Study Provides Greater Understanding of How HTLV-1 Can Lead to Adult T-cell Leukemia/Lymphoma

Researchers from both Kumamoto University in Japan and the Imperial College in London have recently completed a research study in adult T-cell leukemia/lymphoma (ATL), a rare type of leukemia. They were able to map how exactly a virus called HTLV-1 (human T-cell lymphotrophic virus type 1), a virus similar to HIV, may cause ATL.

Around 5% of patients who have been affected by HTLV-1 eventually develop ATL. This can occur decades after the initial infection. This time delay has made it difficult to understand how T-cells infected by HTLV-1 turn into leukemia cells.

Further, ATL is difficult to treat. There has yet to be a standardized treatment for the advanced form of ATL and recurrence rates are high after standard cancer treatments like chemotherapy.

Through the completion of this mapping, the research team has provided insight into how we may be able to stop the HTLV-1 infection from leading to leukemia in the first place. It could also lead to additional, effective treatment options.

The results of this study were published in The Journal of Clinical Investigation

The Study

In this study, the research team used singe-cell analysis to understand how HTLV-1 activates T lymphocytes and turns them cancerous. They sequenced RNA in 87,000 T cells from healthy participants, healthy individuals who are carriers of HTLV-1, as well as individuals diagnosed with ATL. They then compared the results from each group to determine how HTLV-1 interacts with the T cells in each.

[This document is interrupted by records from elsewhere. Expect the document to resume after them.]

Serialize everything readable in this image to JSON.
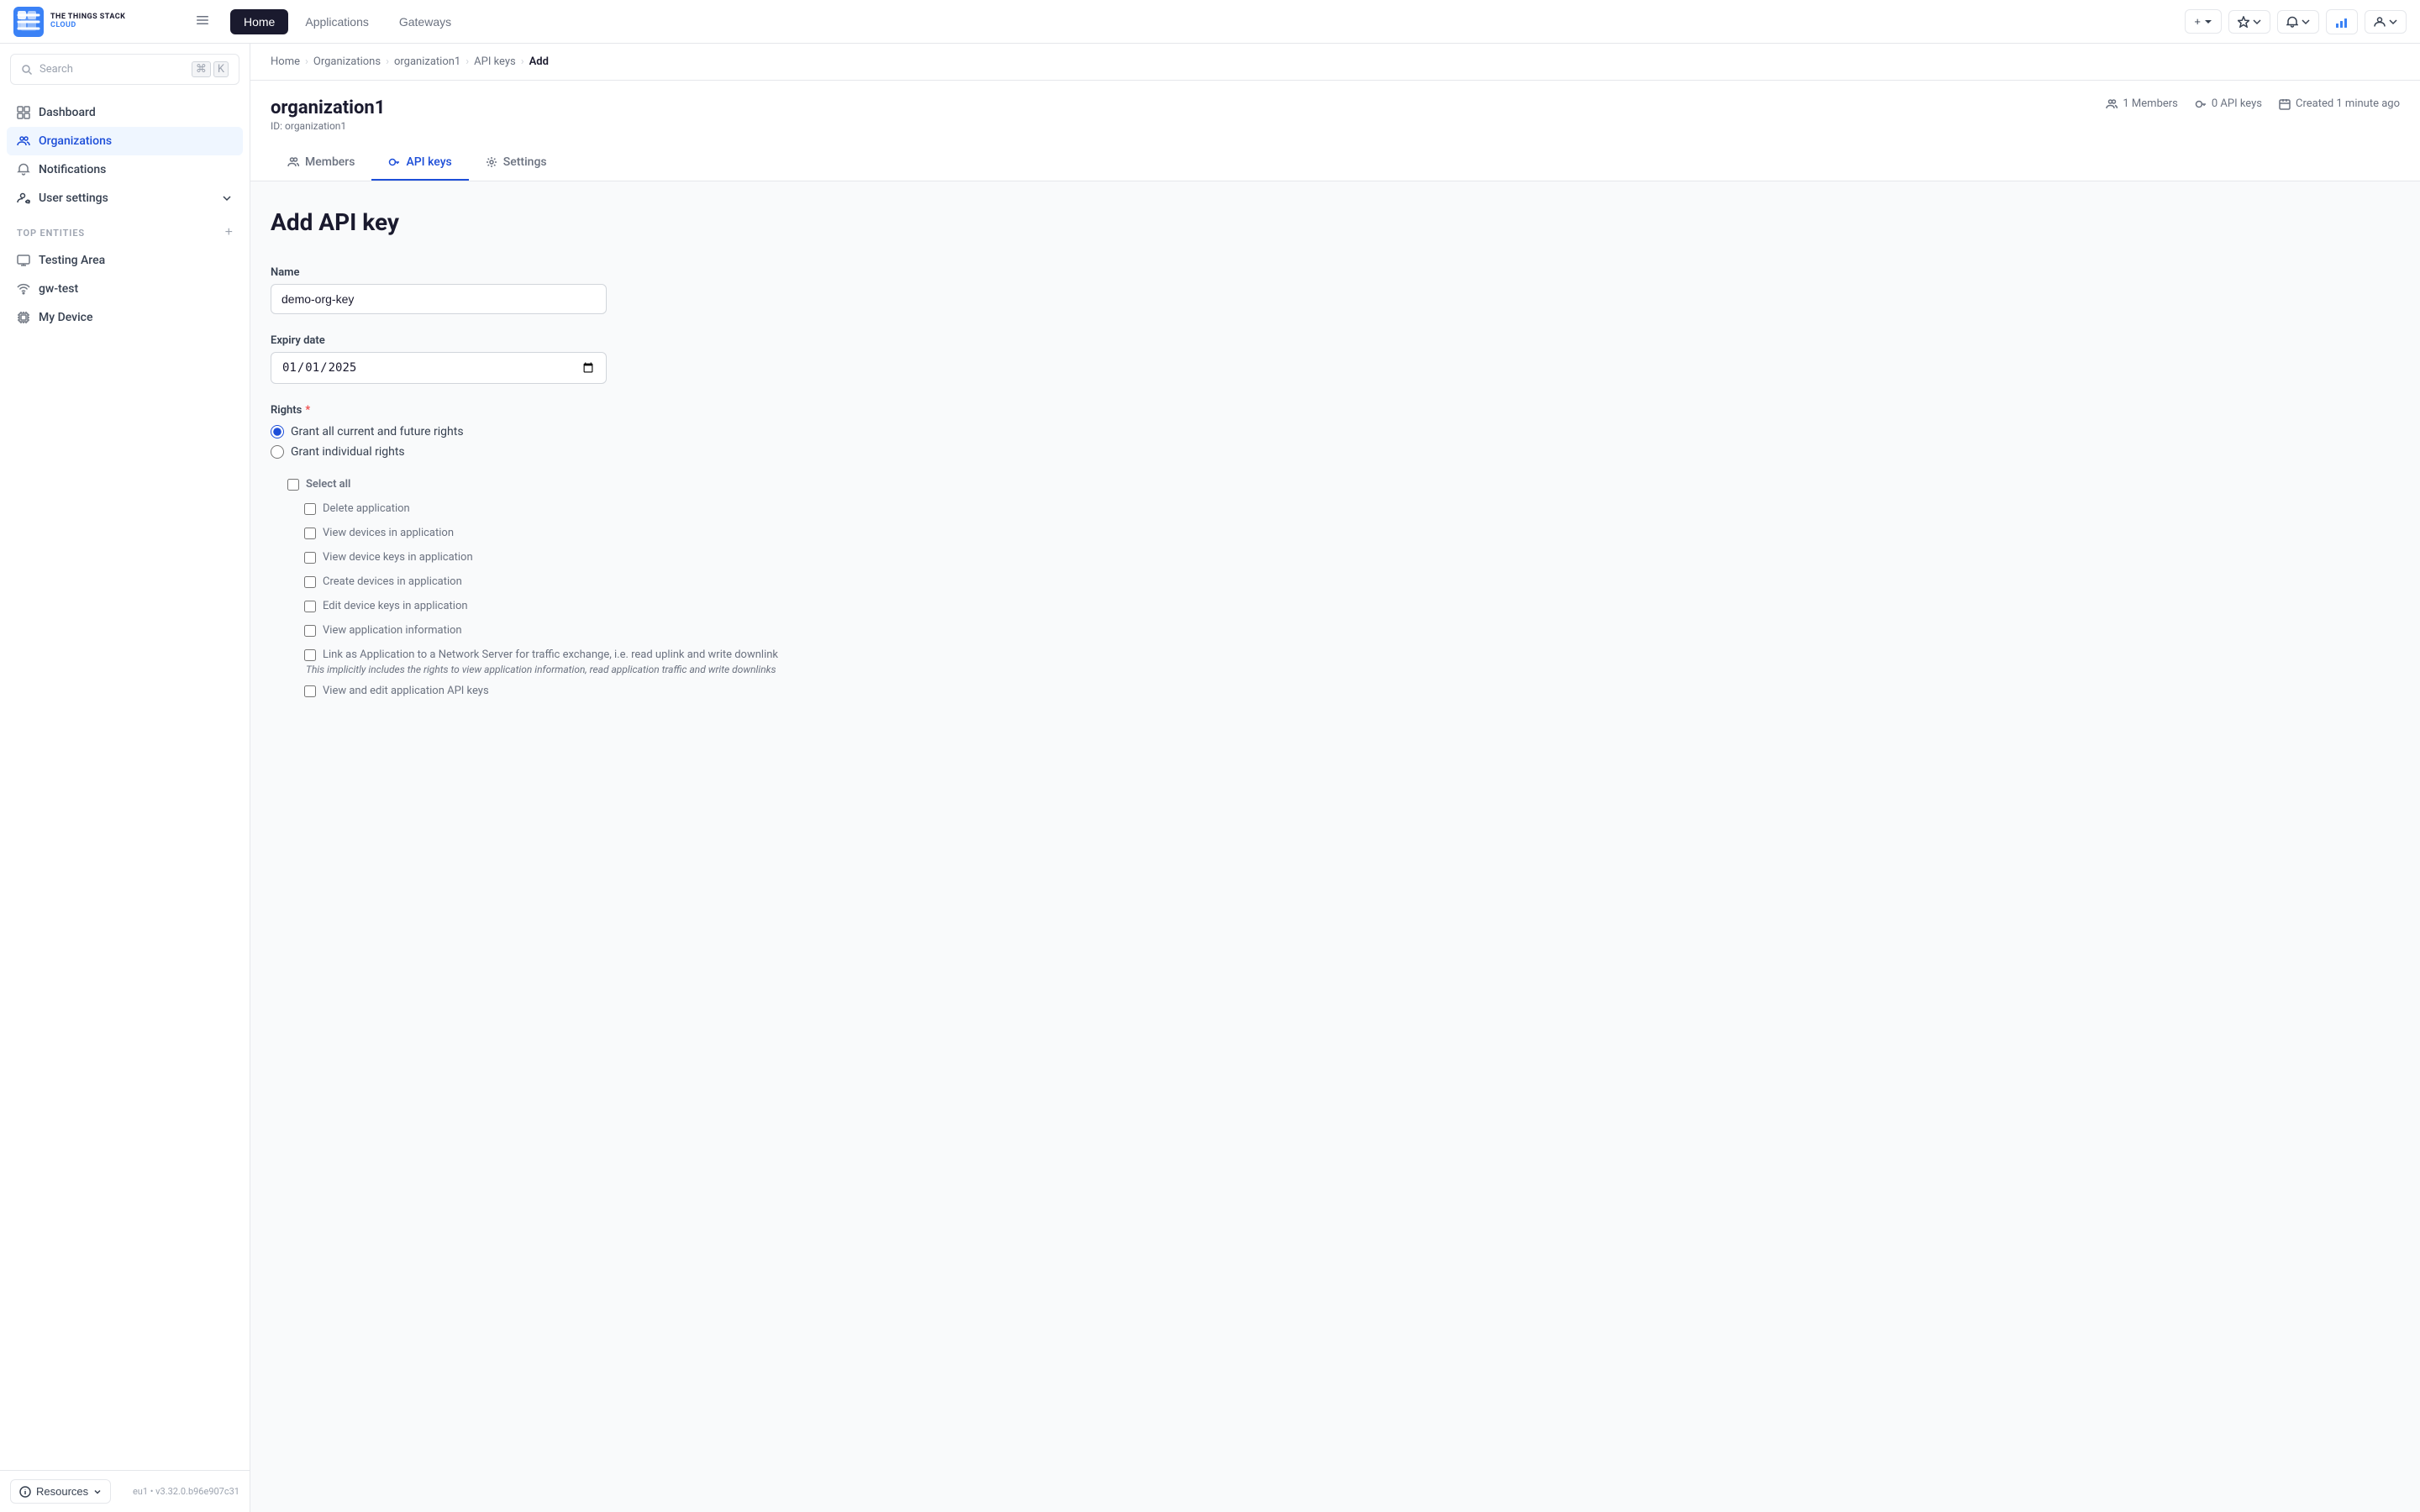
{
  "app": {
    "logo_top": "THE THINGS STACK",
    "logo_bottom": "CLOUD",
    "title": "The Things Stack Cloud"
  },
  "topnav": {
    "tabs": [
      {
        "id": "home",
        "label": "Home",
        "active": true
      },
      {
        "id": "applications",
        "label": "Applications",
        "active": false
      },
      {
        "id": "gateways",
        "label": "Gateways",
        "active": false
      }
    ],
    "actions": [
      {
        "id": "add",
        "label": "+",
        "has_chevron": true
      },
      {
        "id": "bookmarks",
        "label": "★",
        "has_chevron": true
      },
      {
        "id": "notifications",
        "label": "✉",
        "has_chevron": true
      },
      {
        "id": "status",
        "label": "📊",
        "has_chevron": false
      },
      {
        "id": "account",
        "label": "👤",
        "has_chevron": true
      }
    ]
  },
  "sidebar": {
    "search_placeholder": "Search",
    "search_shortcut1": "⌘",
    "search_shortcut2": "K",
    "nav_items": [
      {
        "id": "dashboard",
        "label": "Dashboard",
        "icon": "grid"
      },
      {
        "id": "organizations",
        "label": "Organizations",
        "icon": "users",
        "active": true
      },
      {
        "id": "notifications",
        "label": "Notifications",
        "icon": "bell"
      },
      {
        "id": "user-settings",
        "label": "User settings",
        "icon": "user-cog",
        "has_chevron": true
      }
    ],
    "section_label": "Top entities",
    "entities": [
      {
        "id": "testing-area",
        "label": "Testing Area",
        "icon": "monitor"
      },
      {
        "id": "gw-test",
        "label": "gw-test",
        "icon": "wifi"
      },
      {
        "id": "my-device",
        "label": "My Device",
        "icon": "cpu"
      }
    ],
    "resources_btn": "Resources",
    "version": "eu1 • v3.32.0.b96e907c31"
  },
  "breadcrumb": {
    "items": [
      {
        "id": "home",
        "label": "Home",
        "href": true
      },
      {
        "id": "organizations",
        "label": "Organizations",
        "href": true
      },
      {
        "id": "org1",
        "label": "organization1",
        "href": true
      },
      {
        "id": "apikeys",
        "label": "API keys",
        "href": true
      },
      {
        "id": "add",
        "label": "Add",
        "current": true
      }
    ]
  },
  "org": {
    "name": "organization1",
    "id_label": "ID: organization1",
    "meta": [
      {
        "id": "members",
        "icon": "users",
        "label": "1 Members"
      },
      {
        "id": "apikeys",
        "icon": "key",
        "label": "0 API keys"
      },
      {
        "id": "created",
        "icon": "calendar",
        "label": "Created 1 minute ago"
      }
    ],
    "tabs": [
      {
        "id": "members",
        "label": "Members",
        "icon": "users"
      },
      {
        "id": "apikeys",
        "label": "API keys",
        "icon": "key",
        "active": true
      },
      {
        "id": "settings",
        "label": "Settings",
        "icon": "settings"
      }
    ]
  },
  "form": {
    "page_title": "Add API key",
    "name_label": "Name",
    "name_value": "demo-org-key",
    "name_placeholder": "",
    "expiry_label": "Expiry date",
    "expiry_value": "2025-01-01",
    "rights_label": "Rights",
    "rights_required": true,
    "radio_options": [
      {
        "id": "all-rights",
        "label": "Grant all current and future rights",
        "checked": true
      },
      {
        "id": "individual-rights",
        "label": "Grant individual rights",
        "checked": false
      }
    ],
    "checkboxes": [
      {
        "id": "select-all",
        "label": "Select all",
        "indent": 0
      },
      {
        "id": "delete-app",
        "label": "Delete application",
        "indent": 1
      },
      {
        "id": "view-devices",
        "label": "View devices in application",
        "indent": 1
      },
      {
        "id": "view-device-keys",
        "label": "View device keys in application",
        "indent": 1
      },
      {
        "id": "create-devices",
        "label": "Create devices in application",
        "indent": 1
      },
      {
        "id": "edit-device-keys",
        "label": "Edit device keys in application",
        "indent": 1
      },
      {
        "id": "view-app-info",
        "label": "View application information",
        "indent": 1
      },
      {
        "id": "link-app",
        "label": "Link as Application to a Network Server for traffic exchange, i.e. read uplink and write downlink",
        "indent": 1,
        "has_note": true,
        "note": "This implicitly includes the rights to view application information, read application traffic and write downlinks"
      },
      {
        "id": "view-edit-api-keys",
        "label": "View and edit application API keys",
        "indent": 1
      }
    ]
  }
}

The team found that HTLV-1 causes an over-activation of the infected T-cells. This allows the virus to replicate rapidly. It also makes the T-cells vulnerable to mutations which can cause cancer. 

The researchers are now developing a method which can stop the overactivation of the T-cells, thereby stopping the leukemia from developing from HTLV-1 cells. They believe that molecules could be used to block the signaling pathway which activates the cells. Another option could be a therapy which targets the proteins T-cells form.